Carol Kane received her first awards nomination 50 years ago next year. It was a big one, too; after just five years in film, working with directors of the caliber of Mike Nichols and Hal Ashby, Kane was feted by the Academy for her starring role in Joan Micklin Silver’s period drama Hester Street, a film she made in 1975 alongside Sidney Lumet’s Dog Day Afternoon.
Primetime Emmy awards followed in the early ’80s, for James L. Brooks’ hit show Taxi, in which she played the wife of Andy Kaufman’s character Latka Gravas.
Awards-wise, Kane has simmered throughout her career while never quite boiling over. Instead, she focused on the work—as a young actress, she caught the tail end of the New Hollywood of the ’60s, and then quite effortlessly segued into the commercial studio mainstream of the ’80s, making Scrooged in 1988 with Bill Murray.
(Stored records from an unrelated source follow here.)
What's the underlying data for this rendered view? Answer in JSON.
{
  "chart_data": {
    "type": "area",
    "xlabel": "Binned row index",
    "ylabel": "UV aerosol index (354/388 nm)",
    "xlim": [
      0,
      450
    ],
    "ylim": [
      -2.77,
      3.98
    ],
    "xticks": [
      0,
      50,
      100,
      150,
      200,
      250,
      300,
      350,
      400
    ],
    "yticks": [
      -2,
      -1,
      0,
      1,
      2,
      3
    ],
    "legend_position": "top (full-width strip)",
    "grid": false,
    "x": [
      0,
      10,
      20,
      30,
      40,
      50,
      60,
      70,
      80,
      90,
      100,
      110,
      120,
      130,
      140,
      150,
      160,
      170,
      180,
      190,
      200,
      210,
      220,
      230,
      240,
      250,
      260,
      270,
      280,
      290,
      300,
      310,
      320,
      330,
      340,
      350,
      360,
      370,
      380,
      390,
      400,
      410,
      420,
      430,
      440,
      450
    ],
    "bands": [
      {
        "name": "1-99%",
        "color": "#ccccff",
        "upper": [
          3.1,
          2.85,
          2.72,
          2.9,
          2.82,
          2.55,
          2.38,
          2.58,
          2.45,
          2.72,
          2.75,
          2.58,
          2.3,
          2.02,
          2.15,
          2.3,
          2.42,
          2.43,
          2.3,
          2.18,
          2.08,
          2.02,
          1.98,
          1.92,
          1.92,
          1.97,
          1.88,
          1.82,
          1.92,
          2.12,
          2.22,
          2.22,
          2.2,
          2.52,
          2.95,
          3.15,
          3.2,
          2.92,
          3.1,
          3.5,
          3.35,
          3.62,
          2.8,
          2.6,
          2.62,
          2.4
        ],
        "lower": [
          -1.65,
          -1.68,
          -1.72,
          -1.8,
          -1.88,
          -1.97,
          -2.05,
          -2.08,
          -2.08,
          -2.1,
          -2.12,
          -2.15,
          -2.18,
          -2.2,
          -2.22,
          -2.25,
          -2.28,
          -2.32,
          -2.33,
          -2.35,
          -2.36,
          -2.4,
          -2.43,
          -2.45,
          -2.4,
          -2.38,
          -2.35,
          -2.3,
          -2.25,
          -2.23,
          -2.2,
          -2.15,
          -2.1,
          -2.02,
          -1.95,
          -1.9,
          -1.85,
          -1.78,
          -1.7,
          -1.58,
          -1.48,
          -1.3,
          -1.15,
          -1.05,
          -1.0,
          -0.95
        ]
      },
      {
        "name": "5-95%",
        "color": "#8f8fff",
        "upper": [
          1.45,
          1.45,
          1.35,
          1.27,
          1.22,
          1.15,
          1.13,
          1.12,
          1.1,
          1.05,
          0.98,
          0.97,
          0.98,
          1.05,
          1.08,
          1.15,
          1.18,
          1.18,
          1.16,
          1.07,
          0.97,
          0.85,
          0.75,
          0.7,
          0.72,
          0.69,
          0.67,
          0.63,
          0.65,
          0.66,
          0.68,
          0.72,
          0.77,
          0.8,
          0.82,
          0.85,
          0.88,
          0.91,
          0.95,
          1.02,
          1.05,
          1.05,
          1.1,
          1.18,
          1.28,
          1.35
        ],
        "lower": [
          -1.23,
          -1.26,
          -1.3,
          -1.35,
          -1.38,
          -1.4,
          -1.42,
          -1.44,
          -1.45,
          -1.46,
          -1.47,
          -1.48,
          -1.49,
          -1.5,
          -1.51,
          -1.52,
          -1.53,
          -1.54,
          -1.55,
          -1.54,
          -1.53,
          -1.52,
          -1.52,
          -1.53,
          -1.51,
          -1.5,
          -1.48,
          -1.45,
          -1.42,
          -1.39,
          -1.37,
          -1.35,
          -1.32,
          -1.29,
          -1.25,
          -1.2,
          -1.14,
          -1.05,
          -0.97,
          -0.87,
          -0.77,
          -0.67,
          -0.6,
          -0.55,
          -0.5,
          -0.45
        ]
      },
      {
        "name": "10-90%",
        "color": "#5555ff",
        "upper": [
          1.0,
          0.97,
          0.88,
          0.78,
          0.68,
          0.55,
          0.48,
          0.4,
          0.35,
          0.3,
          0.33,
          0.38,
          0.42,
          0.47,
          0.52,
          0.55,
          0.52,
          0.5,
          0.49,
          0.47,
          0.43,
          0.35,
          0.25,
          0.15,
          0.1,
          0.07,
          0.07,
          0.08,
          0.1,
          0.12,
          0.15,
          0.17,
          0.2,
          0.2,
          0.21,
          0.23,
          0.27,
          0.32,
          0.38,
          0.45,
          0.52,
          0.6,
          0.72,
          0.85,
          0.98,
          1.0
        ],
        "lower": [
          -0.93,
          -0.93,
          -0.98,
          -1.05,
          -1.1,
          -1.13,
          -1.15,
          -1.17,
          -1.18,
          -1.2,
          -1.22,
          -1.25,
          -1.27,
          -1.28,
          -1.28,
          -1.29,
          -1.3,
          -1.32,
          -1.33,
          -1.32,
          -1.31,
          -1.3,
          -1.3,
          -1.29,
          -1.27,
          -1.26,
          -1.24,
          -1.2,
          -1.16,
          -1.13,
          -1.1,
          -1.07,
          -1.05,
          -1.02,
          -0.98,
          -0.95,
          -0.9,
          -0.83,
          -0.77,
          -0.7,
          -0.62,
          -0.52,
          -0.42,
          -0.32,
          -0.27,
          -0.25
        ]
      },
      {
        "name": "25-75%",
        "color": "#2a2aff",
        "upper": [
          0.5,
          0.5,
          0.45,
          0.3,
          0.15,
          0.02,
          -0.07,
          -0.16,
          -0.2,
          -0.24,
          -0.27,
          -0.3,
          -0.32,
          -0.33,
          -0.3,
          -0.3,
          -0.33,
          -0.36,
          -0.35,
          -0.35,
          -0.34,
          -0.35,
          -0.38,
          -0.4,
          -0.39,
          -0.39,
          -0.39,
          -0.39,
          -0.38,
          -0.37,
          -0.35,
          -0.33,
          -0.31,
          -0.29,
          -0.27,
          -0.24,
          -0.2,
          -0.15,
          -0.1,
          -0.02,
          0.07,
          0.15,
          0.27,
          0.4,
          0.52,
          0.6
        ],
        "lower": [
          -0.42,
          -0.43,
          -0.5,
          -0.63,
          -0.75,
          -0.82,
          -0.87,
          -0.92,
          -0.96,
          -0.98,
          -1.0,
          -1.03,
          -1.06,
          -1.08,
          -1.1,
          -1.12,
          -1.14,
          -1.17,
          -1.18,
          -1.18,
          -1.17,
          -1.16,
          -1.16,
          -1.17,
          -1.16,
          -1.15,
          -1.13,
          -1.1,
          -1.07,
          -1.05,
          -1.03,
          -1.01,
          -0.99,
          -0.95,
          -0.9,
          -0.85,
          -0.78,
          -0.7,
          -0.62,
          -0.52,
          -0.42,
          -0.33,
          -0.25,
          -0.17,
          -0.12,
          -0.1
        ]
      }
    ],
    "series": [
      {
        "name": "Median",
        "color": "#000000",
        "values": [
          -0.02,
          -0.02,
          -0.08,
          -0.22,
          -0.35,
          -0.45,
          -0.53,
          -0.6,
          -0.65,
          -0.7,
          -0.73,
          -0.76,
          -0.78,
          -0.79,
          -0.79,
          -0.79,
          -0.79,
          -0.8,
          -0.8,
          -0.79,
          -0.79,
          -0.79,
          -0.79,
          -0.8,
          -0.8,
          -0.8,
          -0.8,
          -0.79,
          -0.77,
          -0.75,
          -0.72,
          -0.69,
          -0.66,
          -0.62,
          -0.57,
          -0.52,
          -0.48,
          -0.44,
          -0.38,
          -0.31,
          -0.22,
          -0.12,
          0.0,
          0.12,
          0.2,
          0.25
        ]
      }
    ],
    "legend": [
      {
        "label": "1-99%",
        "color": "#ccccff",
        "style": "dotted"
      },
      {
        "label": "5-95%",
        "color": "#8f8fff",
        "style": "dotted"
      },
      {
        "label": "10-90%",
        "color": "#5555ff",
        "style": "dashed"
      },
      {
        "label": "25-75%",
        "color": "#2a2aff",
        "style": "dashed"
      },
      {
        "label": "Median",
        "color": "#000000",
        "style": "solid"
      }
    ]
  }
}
In the ’90s, she hitched her wagon to the new wave of independents that were breaking out from the Sundance Film Festival, and it is this kind of risk-taking that has brought her, after all this time, back to the awards conversation: Last week she took the Best Supporting Actress Award at The New York Film Critics Circle Award, and next month—circumstances in California permitting, obviously— she will contend at the Independent Spirit Awards.